In presenting Norro Wilson’s award, Tom T. Hall noted that his fellow Kentuckian had gotten his start singing gospel but had quit after he realized “he didn’t understand what he was singing about.” Wilson told the crowd that he and the late Roger Miller once sold Bibles together in East Nashville; when someone asked them later why they had abandoned this honored and wholesome enterprise after only three days, Miller said, “The Lord called us out of it.” Jerry Chesnut recalled the evening long ago when a few disgruntled composers organized the NSAI in an office adjacent to his own. “I don’t think they’d mind me calling them drunks,” he said. “They were drunk.” Buck Owens explained how he became fascinated with music as a kid by listening to an old radio his father had hooked up to a car battery. “I used to think little people came in in the morning and climbed up into the radio,” Owens recalled. “And I used to hide behind the door to try and catch them. With an imagination like that, it’s not surprising I became a songwriter.”
♦ The intimidatingly gifted George Hamilton V continues his “Humpnight Hoedown” appearances each Wednesday at the Wagon Burner on Broadway. But he’ll soon be taking a break, he reports, to perform at the Oct. 23 Festival De Lille in Lille, France, where he’ll be joining The Fugees, Zachary Richard, Tito Puente, and the Dirty Dozen Brass Band. Early this summer, Hamilton spent 35 days touring Poland. In November, he undertakes his eighth tour of Britain since 1990, this one to promote Ghost Town, his new album on Dixie Frog Records.

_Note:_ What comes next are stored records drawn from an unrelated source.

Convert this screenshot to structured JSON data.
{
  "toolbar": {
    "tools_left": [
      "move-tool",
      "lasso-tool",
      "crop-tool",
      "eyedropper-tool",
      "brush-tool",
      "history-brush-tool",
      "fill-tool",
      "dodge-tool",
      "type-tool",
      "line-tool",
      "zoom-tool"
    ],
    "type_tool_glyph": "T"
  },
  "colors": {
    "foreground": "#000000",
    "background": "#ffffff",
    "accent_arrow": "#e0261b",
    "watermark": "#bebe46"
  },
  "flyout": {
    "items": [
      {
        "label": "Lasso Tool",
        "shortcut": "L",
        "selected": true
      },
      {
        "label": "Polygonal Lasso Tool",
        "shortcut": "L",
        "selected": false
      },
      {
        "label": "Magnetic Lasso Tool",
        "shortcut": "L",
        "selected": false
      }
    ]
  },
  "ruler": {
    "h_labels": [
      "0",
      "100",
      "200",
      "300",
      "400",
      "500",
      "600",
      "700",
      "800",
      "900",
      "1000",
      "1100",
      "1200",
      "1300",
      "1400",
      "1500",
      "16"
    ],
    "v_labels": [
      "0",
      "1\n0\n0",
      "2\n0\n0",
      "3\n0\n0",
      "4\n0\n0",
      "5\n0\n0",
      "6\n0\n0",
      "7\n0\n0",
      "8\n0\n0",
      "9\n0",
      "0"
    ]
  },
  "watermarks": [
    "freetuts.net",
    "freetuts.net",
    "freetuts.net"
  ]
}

♦ Former Stax man Steve Cropper will celebrate his 55th birthday on Oct. 26 with a “Riverboat Casino Party” at the Opryland Hotel. Proceeds from the $300-per-couple event will go to the T.J. Martell Foundation for Leukemia, Cancer and AIDS Research. Musical entertainment will be provided by the Northwest Airlines All-Stars, a group that consists of Cropper, Felix Cavaliere, Mark Farner, Lou Gramm, and Billy Preston. For more info, call 742-0051.
♦ The Del McCoury Bandmultiple winner at the recent International Bluegrass Music Association awards showwill give an in-store concert at Tower Records, 11 a.m.-1 p.m. Oct. 12.
♦ Dan Gillis, formerly of 422 Management, has opened Dan Gillis Management at 1815 Division St. His clients include Steve Earle and the V-Roys.
♦ Balmur Entertainment has signed the new Warner Bros. country duet Crawford/West for management.
♦ PR by Net has set up World Wide Web sites for Mercury Records’ Keith Stegall (www.songnet.com/stegall/) and Imprint Records’ Charlie Major (www.songnet.com/ major/).